On the question of progress, she notes that with 7.6 million fewer jobs than pre-pandemic there is still “a ways to go,” despite the average of about 500,000 jobs added a month in the past three months. That pace is “strong enough to confirm continued recovery, but not so strong that they suggest an overheating of the labor market,” Thomas said.

Labor force participation will be a key issue. “Fed officials appear to be less concerned about the modest pace of employment gains despite further reopening of the economy,” she said, “in part because it believes temporary factors are constraining labor supply, including virus concerns, childcare issues, and expanded unemployment insurance benefits.”

The participation rate in the 25- to 54-year-old category may offer insight into childcare issues, while the under 25 category reflects summer jobs, but could ease the worker shortage.

“We may have to wait until the fall however, to get a clearer picture of whether labor supply constraints are easing,” Thomas said.

With students out of the workforce, most schools expected to be back in session (easing childcare concerns), and expanded unemployment benefits expired, after September there could be a rise in participation.

Wilmington expects labor supply constraints to ease in the next few months.

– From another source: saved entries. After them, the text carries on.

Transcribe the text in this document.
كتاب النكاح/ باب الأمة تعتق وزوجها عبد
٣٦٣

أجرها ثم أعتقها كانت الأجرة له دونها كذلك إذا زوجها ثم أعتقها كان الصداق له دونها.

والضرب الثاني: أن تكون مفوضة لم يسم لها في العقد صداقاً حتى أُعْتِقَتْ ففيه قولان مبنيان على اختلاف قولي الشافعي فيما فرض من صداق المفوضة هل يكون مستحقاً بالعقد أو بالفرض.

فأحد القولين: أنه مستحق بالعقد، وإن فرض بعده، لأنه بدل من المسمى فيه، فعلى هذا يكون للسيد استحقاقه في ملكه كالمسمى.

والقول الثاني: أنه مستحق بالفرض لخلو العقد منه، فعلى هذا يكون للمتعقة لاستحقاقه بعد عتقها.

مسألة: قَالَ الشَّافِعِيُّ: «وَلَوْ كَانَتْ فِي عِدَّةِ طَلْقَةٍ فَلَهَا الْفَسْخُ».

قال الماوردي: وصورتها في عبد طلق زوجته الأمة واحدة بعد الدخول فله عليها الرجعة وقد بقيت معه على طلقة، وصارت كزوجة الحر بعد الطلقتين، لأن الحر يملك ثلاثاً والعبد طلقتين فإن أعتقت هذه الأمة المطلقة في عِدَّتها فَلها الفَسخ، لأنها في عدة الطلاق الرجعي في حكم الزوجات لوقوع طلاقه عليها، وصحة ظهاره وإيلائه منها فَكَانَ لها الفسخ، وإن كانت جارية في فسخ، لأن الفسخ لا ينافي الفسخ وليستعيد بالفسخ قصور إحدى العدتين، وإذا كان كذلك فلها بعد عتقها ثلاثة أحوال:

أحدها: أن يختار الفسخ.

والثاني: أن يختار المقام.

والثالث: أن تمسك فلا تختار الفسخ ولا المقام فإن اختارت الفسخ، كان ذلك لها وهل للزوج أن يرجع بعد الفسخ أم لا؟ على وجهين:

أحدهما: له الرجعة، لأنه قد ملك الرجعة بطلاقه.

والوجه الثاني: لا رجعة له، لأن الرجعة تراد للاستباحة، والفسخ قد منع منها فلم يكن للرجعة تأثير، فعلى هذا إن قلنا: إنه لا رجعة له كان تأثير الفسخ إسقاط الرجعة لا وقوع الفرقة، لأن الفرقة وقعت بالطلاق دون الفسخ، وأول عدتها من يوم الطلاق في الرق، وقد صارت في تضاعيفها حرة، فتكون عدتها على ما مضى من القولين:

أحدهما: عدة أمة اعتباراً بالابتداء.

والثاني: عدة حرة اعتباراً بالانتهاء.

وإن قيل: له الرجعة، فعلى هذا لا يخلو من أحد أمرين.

As for pay, “Wages are starting to simmer,” she said, “and upside pressures may build if firms that are struggling to keep up with surging consumer demand start to raise pay to attract workers.”

Also released Thursday, the Institute for Supply Management’s manufacturing PMI slipped to 60.6% in June from 61.2% in May.

Economists expected a dip to 61.0%.

New orders dipped and production gained. The prices index climbed to 92.1% from 88.0% in May, the highest level since 93.1% in July 1979. The employment index slid into contraction levels.

“Lack of labor is killing us,” according to a respondent in the primary metals business.

Respondents’ comments highlighted business conditions remained strong despite price pressures, material shortages and difficulty hiring. These complaints have been seen in this and other regional surveys for months.

“If it were not for inflationary pressures, supply chain constraints, lack of available labor and long wait times, things would be going great in manufacturing,” said Sarah House and Tim Quinlan, senior economists at Wells Fargo Securities. Demand outpacing capacity and lingering supply chain issues are “sending prices soaring.”

And while “the peak of the supply-chain crunch” may be over, “by no means should this indicate things are getting back to normal,” House said.

Also released Thursday, construction spending fell 0.3% in May after a downwardly revised 0.1% gain in April, originally reported as a 0.2% increase.

Economists expected a 0.4% rise.

Christine Albano contributed to this report.